Ignoring the additional magnetization of a particle caused by the other magnetized particles, considering a constant applied magnetic field, and making use of the relationship (Fang and Zhang 2001)

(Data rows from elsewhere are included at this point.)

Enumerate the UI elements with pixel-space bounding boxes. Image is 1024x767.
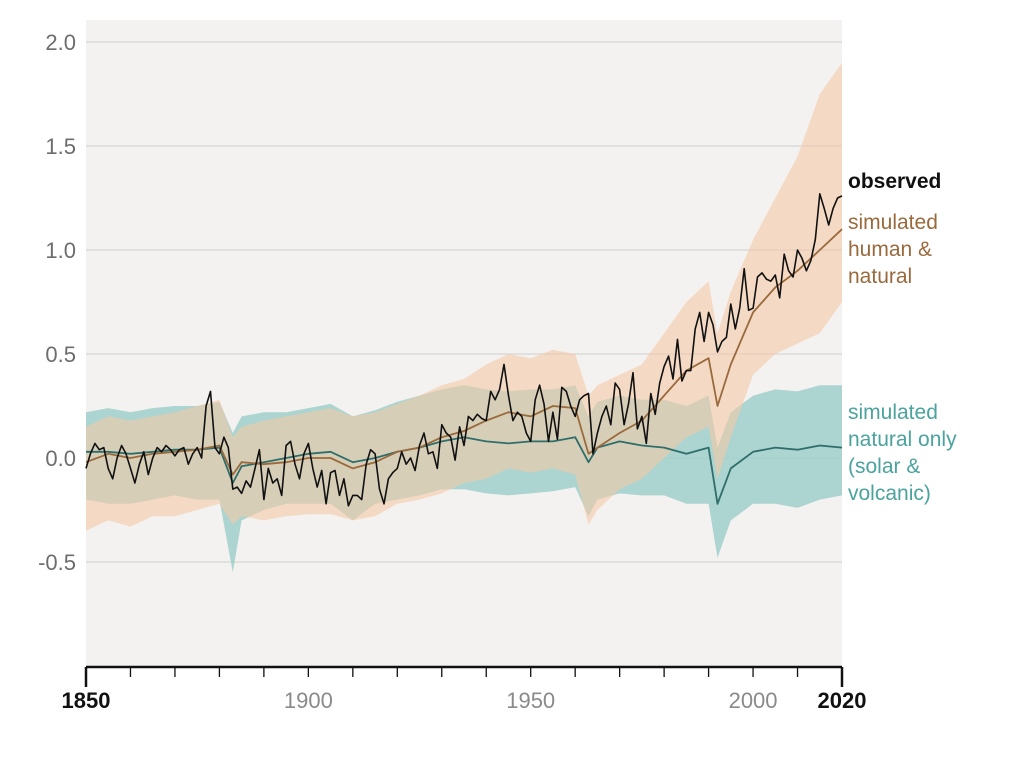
- y-tick-label: 2.0: [45, 30, 76, 55]
- line-human-and-natural: [85, 228, 843, 476]
- x-tick-label: 1950: [506, 688, 555, 713]
- legend-human-line-1: simulated: [848, 211, 938, 234]
- y-tick-label: 0.0: [45, 446, 76, 471]
- legend-natural-line-4: volcanic): [848, 482, 931, 505]
- uncertainty-bands: [86, 62, 842, 573]
- legend-observed: observed: [848, 170, 941, 193]
- legend-human-line-3: natural: [848, 265, 912, 288]
- series-lines: [85, 193, 843, 507]
- line-natural-only: [86, 436, 843, 505]
- legend-natural-line-1: simulated: [848, 401, 938, 424]
- grid-lines: [86, 41, 842, 563]
- legend-natural-line-2: natural only: [848, 428, 957, 451]
- legend-human-line-2: human &: [848, 238, 932, 261]
- line-observed: [85, 193, 843, 507]
- x-tick-label: 1850: [62, 688, 111, 713]
- x-tick-label: 2020: [818, 688, 867, 713]
- legend-natural-line-3: (solar &: [848, 455, 920, 478]
- y-tick-label: -0.5: [38, 550, 76, 575]
- x-axis: [84, 665, 844, 687]
- x-tick-labels: 1850 1900 1950 2000 2020: [62, 688, 867, 713]
- y-tick-label: 1.5: [45, 134, 76, 159]
- x-tick-label: 2000: [729, 688, 778, 713]
- band-human-and-natural: [86, 62, 842, 531]
- y-tick-labels: 2.0 1.5 1.0 0.5 0.0 -0.5: [38, 30, 76, 575]
- y-tick-label: 0.5: [45, 342, 76, 367]
- x-tick-label: 1900: [284, 688, 333, 713]
- y-tick-label: 1.0: [45, 238, 76, 263]
- series-labels: observed simulated human & natural simul…: [848, 170, 957, 505]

$$ \begin{array}{lll} \label{eq41} {\rm {\bf F}}_i &=&-{\rm {\bf m}}\cdot \nabla \Big( {{\rm {\bf B}}_0 +\mathop {{\tilde {\bf {B}}}}\limits^i } \Big)=-{\rm {\bf m}}\cdot \nabla \bigg( {{\rm {\bf B}}_0 +\sum\limits_{j\ne i} {\mathop {{\tilde {\bf {B}}{\it_j}}}\limits^i } } \bigg)\\ &=&-{\rm {\bf m}}\cdot \nabla \sum\limits_{j\ne i} {\mathop {{\tilde {\bf {B}}{\it _j}}}\limits^i } , \end{array} $$

(41)

the magnetic force on the ith particle, F _i , can be derived as

$$ \begin{array}{lll} \label{eq42} \par {{\rm {\bf F}}_i } &=& \frac{\mu _0 }{4\pi }\sum\limits_{j\ne i} {\frac{m}{2R}{\rm {\bf m}}}\cdot {{\rm {\bf i}}_k \frac{\partial }{\partial x_k }\!\left\{\! {\frac{{\rm {\bf r}}_{ij} -R{\hat {\bf {n}}}}{\big[ {r_{ij}^2 \!+\!R^2\!-\!2Rr_{ij} \cos \theta }\! \big]^{\frac{3}{2}}}}\right.}\\ &&{\left.{-\frac{{\rm {\bf r}}_{ij} +R{\hat {\bf {n}}}}{\big[ {r_{ij}^2 \!+\!R^2\!+\!2Rr_{ij} \cos \theta } \big]^{\frac{3}{2}}}} \right\}} \\ &=& \frac{\mu _0 }{4\pi }\sum\limits_{j\ne i} {\frac{m}{2R}\left\{ {\frac{{\rm {\bf m}}}{r_1^3 }-\frac{m( {3r_{ij} \cos \theta -3R} )( {{\rm {\bf r}}_{ij} -R{\hat {\bf {n}}}} )}{r_1^5 }}\right.}\\&&{\left.{ -\frac{{\rm {\bf m}}}{r_2^3 }\!+\!\frac{m({3r_{ij} \cos \theta \!+\!3R})( {{\rm {\bf r}}_{ij} \!+\!R{\hat {\bf {n}}}} )}{r_2^5 }} \right\}} \\ &=& \frac{3\mu _0 }{8\pi }\!\sum\limits_{j\ne i}\! {\frac{m^2}{Rr_1^5 r_2^5 }\!\left\{ \vphantom{{\left.{\left[ {\frac{1}{3}\left( {r_1^2 r_2^5 -r_1^5 r_2^2 } \right)+Rr_{ij} \cos \theta \big(r_1^5 +r_2^5 \big)+R^2\big(r_1^5 -r_2^5 \big)} \right]{\rm {\bf \hat {n}}}} \right\}}} {\left[ {r_{ij} \cos \theta \left(r_1^5 -r_2^5 \right)+R\left(r_1^5 +r_2^5 \right)} \right]{\rm {\bf r}}_{ij}}\right.}\\ &&{\left.{ +\!\left[ {\frac{1}{3}\!\left( {r_1^2 r_2^5 \!-\!r_1^5 r_2^2 } \right)\!+\!Rr_{ij} \cos \theta \!\left(r_1^5 \!+\!r_2^5 \right)}\right.}\right.}\!\!\!\\&&{\left.{\left.{ +R^2\left(r_1^5 -r_2^5 \right)} \vphantom{{\left.{\left[ {\frac{1}{3}\left( {r_1^2 r_2^5 -r_1^5 r_2^2 } \right)+Rr_{ij} \cos \theta \left(r_1^5 +r_2^5 \right)}\right.}\right.}}\right]{\hat {\bf {n}}}} \right\}} \par \par \end{array} $$

(42)

where a _i  =  a _j  =  2R, \({\rm {\bf m}}_i\, \approx\, {\rm {\bf m}}_j \,\approx\, {\rm {\bf m}}\,=\,\frac{4}{3}\pi R^3\chi {\rm {\bf H}}\,\approx\) \(\frac{4}{3}\pi R^3\chi {\rm {\bf H}}_0 \) and m _i  ≈ m _j  ≈ m have been employed, ignoring the disturbance of magnetic dipoles \({\tilde {\bf {H}}}\) to the magnetic field since \({\tilde {\bf {H}}}\) ≪ H ₀ , and \(r_1 =\sqrt {r_{ij}^2 + R^2 - 2Rr_{ij} \cos \theta}\) and \(r_2 =\sqrt {r_{ij}^2 +R^2+2Rr_{ij} \cos \theta}\).